Mais l'histoire ne s'achève pas là. Dès 1986, une campagne de désinformation est orchestrée par les autorités françaises à l'encontre de l'organisation écologique dont les activistes étaient considérés comme des"terroristes". Le gouvernement voulut faire passer la France pour une victime, l'agresseur n'étant autre que Greenpeace, organisation étrangère probablement manipulée par des intérêts ennemis...

La DGSE, dans ses basses oeuvres criminelles dans les eaux troubles de Nouvelle-Zélande.

La manipulation d'un public "anti-américain" et peu critique fut efficace et la suspicion entretenue coupa l'organisation du soutien de son public. Le bureau français de Greenpeace fut contraint de fermer ses portes en 1987.

Retour en Polynésie. Invoquant un danger de mort sur sa personne, en décembre 1987 le Cdt. Mafart est rapatrié, suivi en mai 1988 du Cpt. Prieur, pour raisons personnelles et médicales. La Nouvelle-Zélande porte alors l'affaire devant un tribunal arbitral des Nations-Unies. Le 30 avril 1990, il publie sa sentence : la France est responsable et a violé de manière substantielle ses obligations envers la Nouvelle-Zélande.

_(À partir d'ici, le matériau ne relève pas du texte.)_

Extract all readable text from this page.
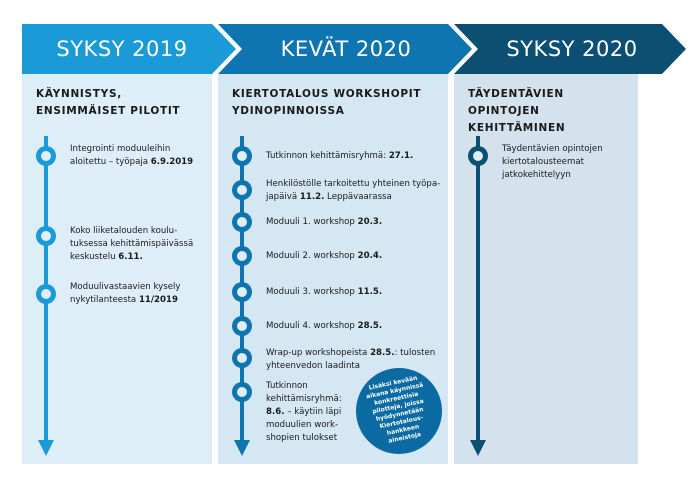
SYKSY 2019	KEVÄT 2020	SYKSY 2020
KÄYNNISTYS,
ENSIMMÄISET PILOTIT
Integrointi moduuleihin
aloitettu – työpaja 6.9.2019
Koko liiketalouden koulu-
tuksessa kehittämispäivässä
keskustelu 6.11.
Moduulivastaavien kysely
nykytilanteesta 11/2019
KIERTOTALOUS WORKSHOPIT
YDINOPINNOISSA
Tutkinnon kehittämisryhmä: 27.1.
Henkilöstölle tarkoitettu yhteinen työpa-
japäivä 11.2. Leppävaarassa
Moduuli 1. workshop 20.3.
Moduuli 2. workshop 20.4.
Moduuli 3. workshop 11.5.
Moduuli 4. workshop 28.5.
Wrap-up workshopeista 28.5.: tulosten
yhteenvedon laadinta
Tutkinnon
kehittämisryhmä:
8.6. – käytiin läpi
moduulien work-
shopien tulokset
Lisäksi kevään aikana käynnissä konkreettisia pilotteja, joissa hyödynnetään Kiertotalous-hankkeen aineistoja
TÄYDENTÄVIEN OPINTOJEN
KEHITTÄMINEN
Täydentävien opintojen
kiertotalousteemat
jatkokehittelyyn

Il conclut qu'elle doit rapatrier les deux agents en Polynésie pour qu'ils achèvent leur peine. La France doit également s'excuser publiquement et payer 7 millions de dollars de dommages et intérêt en guise de réparation à la Nouvelle Zélande.

Le bureau de Greenpeace France fut réouvert en 1989. Il est reparti sur de nouvelles bases et l'organisation s'étend aujourd'hui jusqu'en Russie. Sa mission n'a pas changé d'un iota et dévoile toujours les carences de la communauté dès lors qu'elles mettent la planète en danger. Aujourd'hui, mieux informé que par le passé, le public français supporte son action.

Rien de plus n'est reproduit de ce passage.